News Flash: Mesa, Arizona Has Solved All Problems of Education!

The education world was rocked last week by news that Mesa, Arizona had found perfection in everything about the way it educates students, allowing all students, no matter their gender, ethnicity, or economic background to achieve perfection, wisdom, and enlightenment. So they started regulating hug length.

The “no-hugging” rule had previously been in the student handbook. After many students began expressing concern about public hugging and kissing in the hallways, the school began reinforcing the guideline by punishing huggers, which led to Friday’s protest.

Prior to the demonstration, the district said the principal and students brokered an agreement to clarify the “no-hugging” rule. According to the guidelines, small hugs, less than two seconds, are permitted but longer ones and kissing are not.

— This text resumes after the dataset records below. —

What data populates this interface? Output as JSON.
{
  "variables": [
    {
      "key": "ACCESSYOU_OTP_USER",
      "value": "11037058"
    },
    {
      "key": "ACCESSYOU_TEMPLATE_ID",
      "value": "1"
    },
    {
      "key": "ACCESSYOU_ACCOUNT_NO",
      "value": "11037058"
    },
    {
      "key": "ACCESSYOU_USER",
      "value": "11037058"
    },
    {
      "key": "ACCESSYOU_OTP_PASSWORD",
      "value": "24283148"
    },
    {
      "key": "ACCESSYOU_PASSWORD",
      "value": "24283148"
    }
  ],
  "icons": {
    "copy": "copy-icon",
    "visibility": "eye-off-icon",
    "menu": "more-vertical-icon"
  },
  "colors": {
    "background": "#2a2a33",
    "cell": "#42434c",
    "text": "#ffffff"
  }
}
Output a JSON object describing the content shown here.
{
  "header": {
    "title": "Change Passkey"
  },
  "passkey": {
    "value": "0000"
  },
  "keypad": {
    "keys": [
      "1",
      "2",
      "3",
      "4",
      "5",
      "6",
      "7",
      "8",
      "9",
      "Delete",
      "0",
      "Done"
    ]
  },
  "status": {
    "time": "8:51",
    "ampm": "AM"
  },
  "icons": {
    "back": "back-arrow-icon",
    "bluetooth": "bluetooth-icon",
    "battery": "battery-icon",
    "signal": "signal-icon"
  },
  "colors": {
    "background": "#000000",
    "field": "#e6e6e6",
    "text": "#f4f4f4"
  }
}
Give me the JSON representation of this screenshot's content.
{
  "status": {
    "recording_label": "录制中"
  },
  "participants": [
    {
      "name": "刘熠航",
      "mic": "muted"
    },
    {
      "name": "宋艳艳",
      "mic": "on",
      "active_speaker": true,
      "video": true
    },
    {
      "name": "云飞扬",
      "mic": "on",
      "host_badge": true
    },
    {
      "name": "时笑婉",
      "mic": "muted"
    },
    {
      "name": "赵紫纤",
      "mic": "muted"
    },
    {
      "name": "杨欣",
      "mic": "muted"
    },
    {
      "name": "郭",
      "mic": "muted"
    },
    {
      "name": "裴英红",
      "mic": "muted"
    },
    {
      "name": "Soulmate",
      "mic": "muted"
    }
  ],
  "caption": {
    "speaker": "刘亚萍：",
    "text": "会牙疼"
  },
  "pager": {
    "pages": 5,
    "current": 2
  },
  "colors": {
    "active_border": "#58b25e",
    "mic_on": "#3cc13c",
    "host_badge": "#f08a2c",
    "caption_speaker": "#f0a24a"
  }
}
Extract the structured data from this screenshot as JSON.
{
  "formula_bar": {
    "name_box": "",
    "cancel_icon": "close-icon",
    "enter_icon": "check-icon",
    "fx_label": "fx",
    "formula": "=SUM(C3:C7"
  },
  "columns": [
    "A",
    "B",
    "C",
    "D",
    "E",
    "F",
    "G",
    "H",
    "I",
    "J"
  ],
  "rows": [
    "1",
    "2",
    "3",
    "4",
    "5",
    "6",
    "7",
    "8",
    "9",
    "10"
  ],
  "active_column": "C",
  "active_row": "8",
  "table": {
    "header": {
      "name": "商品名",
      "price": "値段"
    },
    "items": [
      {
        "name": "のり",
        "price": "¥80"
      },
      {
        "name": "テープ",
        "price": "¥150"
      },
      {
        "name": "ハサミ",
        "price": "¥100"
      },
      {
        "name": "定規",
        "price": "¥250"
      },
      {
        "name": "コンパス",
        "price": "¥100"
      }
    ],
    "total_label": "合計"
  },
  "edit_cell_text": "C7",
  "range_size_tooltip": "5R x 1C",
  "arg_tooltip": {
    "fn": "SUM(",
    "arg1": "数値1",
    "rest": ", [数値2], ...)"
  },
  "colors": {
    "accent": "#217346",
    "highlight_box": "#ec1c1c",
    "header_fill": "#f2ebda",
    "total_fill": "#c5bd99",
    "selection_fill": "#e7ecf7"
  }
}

The demonstration referred to in the quote was a group hug-in that students undertook to celebrate their universally perfect educational achievement, since otherwise no sane administration would waste time enforcing hugging regulations and would put their efforts to actually, I dunno, teach or something.
Also, boo on the reporter for not sourcing the claim that student complaints led to the crackdown on hugging. I’m willing to bet a large sum of money it was from a school administrator. I’m also willing to bet that while some pet Christard narc student is ready and available to testify that they complained (hey, lying for Jesus can’t be wrong, as long as “for Jesus” means “imposing my morality on others, whether or not I can actually find textual support for it in the Bible”), the real reason is some random teacher or administrator didn’t like all that touchin’ goan on in hyeuh, and decided to go on a pogrom, Texas-style.